Registration difficulties

Trademark registration is used for preventing fake luxury food ingredients from being widely distributed. However, there are some cases overseas in which trademark registration was not approved due to invalid reasons.

One example is Yamagata Prefecture’s Yonezawa-gyu beef. In order to prevent meat being branded as Yonezawa-gyu beef by a third party, the council for the promotion of the Yonezawa-gyu beef brand, comprised of local livestock farmers and local governments, applied for a trademark with the Trademark Office of the State Administration for Industry and Commerce of China.

However, in 2015, the Chinese authority denied the application because the trademark would cause confusion, since it includes the name of a place in Japan.

The council again applied for the trademark registration of a logo containing a drawing of a Yonezawa cow accompanied with the letters “Yonezawa-gyu,” but that application was rejected for a similar reason.

“We don’t even understand why our application was not approved. In China, our stance cannot be accepted,” an official of the council said.

Mutual surveillance

The agricultural ministry has therefore encouraged relevant organisations to obtain trademark registrations to protect their brands.

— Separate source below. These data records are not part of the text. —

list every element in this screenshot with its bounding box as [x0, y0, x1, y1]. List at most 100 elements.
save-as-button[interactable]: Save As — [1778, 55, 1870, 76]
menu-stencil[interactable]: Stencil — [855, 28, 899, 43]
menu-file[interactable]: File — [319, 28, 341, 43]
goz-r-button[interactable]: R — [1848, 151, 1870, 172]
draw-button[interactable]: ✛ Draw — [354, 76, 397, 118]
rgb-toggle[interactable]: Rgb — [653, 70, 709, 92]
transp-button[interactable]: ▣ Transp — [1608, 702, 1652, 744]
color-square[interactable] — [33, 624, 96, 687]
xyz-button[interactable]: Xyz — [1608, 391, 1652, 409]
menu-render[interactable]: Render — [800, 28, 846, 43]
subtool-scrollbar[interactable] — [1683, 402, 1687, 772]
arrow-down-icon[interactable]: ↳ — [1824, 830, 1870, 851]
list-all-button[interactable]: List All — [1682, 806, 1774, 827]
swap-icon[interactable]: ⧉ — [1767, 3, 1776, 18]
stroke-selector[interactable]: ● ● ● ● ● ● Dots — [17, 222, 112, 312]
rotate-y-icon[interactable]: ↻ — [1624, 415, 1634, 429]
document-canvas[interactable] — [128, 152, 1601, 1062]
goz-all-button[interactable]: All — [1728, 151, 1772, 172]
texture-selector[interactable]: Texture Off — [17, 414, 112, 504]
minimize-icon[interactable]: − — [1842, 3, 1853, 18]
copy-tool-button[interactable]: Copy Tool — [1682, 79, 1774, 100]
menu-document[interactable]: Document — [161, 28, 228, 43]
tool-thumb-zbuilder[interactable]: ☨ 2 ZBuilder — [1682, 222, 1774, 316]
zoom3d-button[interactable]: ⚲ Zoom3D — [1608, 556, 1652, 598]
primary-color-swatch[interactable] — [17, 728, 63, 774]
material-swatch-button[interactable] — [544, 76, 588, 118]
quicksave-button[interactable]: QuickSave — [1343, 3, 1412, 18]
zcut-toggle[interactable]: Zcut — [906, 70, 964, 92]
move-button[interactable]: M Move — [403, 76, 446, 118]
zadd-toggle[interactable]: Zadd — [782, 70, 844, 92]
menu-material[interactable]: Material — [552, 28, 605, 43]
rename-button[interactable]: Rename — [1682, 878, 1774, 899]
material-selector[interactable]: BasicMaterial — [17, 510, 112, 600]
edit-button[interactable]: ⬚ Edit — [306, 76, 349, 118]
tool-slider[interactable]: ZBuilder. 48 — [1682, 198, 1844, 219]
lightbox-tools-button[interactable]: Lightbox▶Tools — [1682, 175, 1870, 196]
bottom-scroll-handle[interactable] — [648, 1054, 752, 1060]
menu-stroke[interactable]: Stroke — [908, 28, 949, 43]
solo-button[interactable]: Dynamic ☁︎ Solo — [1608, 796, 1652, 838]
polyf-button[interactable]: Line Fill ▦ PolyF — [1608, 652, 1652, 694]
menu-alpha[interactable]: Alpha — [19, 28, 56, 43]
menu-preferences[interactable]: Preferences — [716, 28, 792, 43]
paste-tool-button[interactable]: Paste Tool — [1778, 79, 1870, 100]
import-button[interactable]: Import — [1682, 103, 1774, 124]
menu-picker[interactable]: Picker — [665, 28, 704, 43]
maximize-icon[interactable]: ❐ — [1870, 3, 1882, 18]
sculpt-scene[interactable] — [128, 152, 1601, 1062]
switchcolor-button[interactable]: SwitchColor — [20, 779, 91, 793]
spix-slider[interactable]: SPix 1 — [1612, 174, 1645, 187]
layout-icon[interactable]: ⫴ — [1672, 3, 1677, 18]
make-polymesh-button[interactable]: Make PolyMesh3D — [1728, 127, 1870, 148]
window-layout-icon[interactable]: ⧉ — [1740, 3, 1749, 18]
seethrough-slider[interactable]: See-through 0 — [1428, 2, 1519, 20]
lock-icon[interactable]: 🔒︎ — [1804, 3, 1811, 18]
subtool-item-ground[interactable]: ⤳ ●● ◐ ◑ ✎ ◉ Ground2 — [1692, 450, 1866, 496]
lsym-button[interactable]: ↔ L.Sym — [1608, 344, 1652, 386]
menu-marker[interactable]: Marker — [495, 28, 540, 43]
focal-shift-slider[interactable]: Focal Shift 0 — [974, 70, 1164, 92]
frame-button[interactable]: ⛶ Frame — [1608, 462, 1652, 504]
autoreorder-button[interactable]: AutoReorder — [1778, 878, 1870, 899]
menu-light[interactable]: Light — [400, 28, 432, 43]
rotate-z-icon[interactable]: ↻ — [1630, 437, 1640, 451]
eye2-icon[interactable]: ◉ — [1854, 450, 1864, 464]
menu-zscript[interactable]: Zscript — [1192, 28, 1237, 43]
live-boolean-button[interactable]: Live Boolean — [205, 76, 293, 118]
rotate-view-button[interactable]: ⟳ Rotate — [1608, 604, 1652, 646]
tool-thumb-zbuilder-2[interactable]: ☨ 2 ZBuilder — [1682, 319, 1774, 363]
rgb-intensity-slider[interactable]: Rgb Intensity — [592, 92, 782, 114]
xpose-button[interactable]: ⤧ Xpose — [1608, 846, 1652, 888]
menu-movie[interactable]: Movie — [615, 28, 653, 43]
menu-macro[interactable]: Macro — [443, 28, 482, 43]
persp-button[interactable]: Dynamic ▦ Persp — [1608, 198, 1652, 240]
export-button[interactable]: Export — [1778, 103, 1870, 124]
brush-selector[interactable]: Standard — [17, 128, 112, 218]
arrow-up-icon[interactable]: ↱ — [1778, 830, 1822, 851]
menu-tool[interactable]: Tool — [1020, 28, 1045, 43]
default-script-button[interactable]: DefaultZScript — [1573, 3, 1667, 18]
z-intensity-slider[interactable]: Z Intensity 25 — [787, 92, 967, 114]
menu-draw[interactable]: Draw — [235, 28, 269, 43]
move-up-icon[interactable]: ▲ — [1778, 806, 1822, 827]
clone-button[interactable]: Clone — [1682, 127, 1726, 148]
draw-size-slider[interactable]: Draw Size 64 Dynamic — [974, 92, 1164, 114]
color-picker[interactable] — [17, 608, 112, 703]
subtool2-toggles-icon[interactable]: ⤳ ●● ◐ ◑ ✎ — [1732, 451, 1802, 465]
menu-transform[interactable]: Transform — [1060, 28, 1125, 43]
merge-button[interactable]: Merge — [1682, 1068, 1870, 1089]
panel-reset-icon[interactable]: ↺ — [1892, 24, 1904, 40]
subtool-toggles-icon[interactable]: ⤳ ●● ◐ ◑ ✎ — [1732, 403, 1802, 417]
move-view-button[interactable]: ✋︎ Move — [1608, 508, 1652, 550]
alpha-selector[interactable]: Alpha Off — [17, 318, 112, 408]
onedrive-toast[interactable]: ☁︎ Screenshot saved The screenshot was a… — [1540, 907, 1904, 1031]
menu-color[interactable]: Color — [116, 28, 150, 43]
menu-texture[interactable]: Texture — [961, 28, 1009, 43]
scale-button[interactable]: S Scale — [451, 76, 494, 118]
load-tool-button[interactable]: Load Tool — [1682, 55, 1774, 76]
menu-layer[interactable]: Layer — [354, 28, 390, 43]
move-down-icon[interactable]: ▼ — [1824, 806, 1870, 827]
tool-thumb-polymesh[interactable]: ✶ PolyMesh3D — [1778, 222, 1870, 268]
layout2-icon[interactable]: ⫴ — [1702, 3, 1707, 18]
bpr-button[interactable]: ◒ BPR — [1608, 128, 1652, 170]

However, they are often not registered as trademarks as intended. If a trademark is violated, a relevant producers’ organisation or other entities need to file a lawsuit on their own, making many of them reluctant to register trademarks.

The ministry started the GI protection system in 2015, making it possible to impose fines on those who produce or sell products with falsified labeling about the place of production.

Similar systems have been introduced in more than 100 countries, including EU nations. The ministry also registered Japan’s GI mark as a trademark in such countries as South Korea and Australia, we well as the European Union, by the end of last year. 

Furthermore, the ministry plans to crack down on fake products by concluding a bilateral agreement to ensure mutual protection of GIs with respective countries.

“If fake products of inferior quality are widely distributed, it will undermine the genuine brand’s products. We would like to boost surveillance to prevent negative effects from occurring,” a ministry official said.